Debugging difficulty. When a rule is wrong, you read the rule, find the bug, fix it. When an AI output is wrong, you inspect the prompt, check the retrieved context, examine the model version, consider whether the temperature is too high, wonder if this is a rare stochastic failure, and eventually shrug.
Latency. The rules engine responds in milliseconds. The AI system responds in seconds. For many use cases, this matters.
The heuristic
Before you build an AI-powered solution, ask three questions:
- Can I enumerate the categories or outcomes? If yes, try a rules engine first.
- Does the data fit in a spreadsheet? If yes, start with a spreadsheet.
- Does the problem require understanding language that varies in unpredictable ways? If no, you probably do not need an LLM.
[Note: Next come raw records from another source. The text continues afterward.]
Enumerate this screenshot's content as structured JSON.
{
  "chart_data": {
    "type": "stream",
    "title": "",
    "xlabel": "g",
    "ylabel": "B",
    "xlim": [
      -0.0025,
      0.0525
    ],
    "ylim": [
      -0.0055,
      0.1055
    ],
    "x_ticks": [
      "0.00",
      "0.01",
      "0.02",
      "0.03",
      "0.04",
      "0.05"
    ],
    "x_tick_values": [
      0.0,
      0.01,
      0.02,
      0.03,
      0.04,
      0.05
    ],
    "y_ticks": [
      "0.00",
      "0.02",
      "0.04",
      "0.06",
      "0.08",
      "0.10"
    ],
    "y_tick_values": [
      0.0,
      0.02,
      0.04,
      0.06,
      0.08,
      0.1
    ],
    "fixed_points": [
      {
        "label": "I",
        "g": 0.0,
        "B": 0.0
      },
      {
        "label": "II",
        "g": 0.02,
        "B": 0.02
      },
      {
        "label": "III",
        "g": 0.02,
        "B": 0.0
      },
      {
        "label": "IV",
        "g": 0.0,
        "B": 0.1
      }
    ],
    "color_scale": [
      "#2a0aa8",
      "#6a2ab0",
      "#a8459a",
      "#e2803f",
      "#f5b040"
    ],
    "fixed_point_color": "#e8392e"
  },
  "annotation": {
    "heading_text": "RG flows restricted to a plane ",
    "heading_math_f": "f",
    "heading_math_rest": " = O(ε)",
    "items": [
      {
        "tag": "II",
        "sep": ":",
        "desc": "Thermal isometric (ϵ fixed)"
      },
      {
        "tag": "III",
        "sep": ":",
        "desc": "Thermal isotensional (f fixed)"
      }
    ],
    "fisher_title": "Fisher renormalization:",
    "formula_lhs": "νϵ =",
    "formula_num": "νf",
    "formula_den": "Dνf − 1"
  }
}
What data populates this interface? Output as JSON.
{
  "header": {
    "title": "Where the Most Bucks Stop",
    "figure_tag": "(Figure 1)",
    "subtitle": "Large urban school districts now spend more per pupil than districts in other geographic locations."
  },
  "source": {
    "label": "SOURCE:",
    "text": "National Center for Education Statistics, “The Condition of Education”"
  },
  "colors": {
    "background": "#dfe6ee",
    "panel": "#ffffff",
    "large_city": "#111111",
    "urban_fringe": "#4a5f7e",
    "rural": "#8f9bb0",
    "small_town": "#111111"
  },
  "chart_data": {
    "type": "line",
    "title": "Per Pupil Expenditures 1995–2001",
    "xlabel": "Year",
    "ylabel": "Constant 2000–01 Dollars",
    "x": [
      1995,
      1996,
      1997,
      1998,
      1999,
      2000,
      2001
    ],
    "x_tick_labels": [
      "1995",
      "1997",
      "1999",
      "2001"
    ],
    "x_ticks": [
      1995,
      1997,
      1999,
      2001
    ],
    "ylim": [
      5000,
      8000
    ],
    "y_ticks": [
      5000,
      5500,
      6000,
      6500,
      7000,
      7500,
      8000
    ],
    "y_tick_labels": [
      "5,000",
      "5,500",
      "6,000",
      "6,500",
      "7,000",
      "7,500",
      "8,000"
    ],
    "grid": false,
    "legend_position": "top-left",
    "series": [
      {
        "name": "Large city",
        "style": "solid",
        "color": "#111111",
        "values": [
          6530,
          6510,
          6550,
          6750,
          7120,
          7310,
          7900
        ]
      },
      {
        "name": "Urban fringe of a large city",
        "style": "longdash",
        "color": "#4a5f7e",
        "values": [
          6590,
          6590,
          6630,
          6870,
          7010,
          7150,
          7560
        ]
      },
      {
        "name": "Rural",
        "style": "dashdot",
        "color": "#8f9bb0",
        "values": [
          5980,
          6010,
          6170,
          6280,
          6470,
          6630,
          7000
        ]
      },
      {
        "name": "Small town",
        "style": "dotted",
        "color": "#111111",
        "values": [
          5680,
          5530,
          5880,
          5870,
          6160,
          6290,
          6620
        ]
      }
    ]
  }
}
Use AI when the problem genuinely requires it — when inputs are novel, language is varied, patterns are too complex for rules, or scale makes manual approaches impossible. For everything else, the boring solution is the better solution.
tl;dr
The pattern. Teams reach for fine-tuned models, retrieval layers, and human-in-the-loop queues to solve problems — classification with a fixed label set, extraction into a known template, keyword search over a small corpus — that a CASE statement or a regex would solve deterministically for free. The fix. Before building anything AI-powered, ask whether you can enumerate the categories, whether the data fits in a spreadsheet, and whether the problem actually requires understanding unpredictably varied language. The outcome. You end up with a system that is faster, cheaper, fully debuggable, and cheaper to maintain — and you reserve AI for the problems where it genuinely cannot be replaced.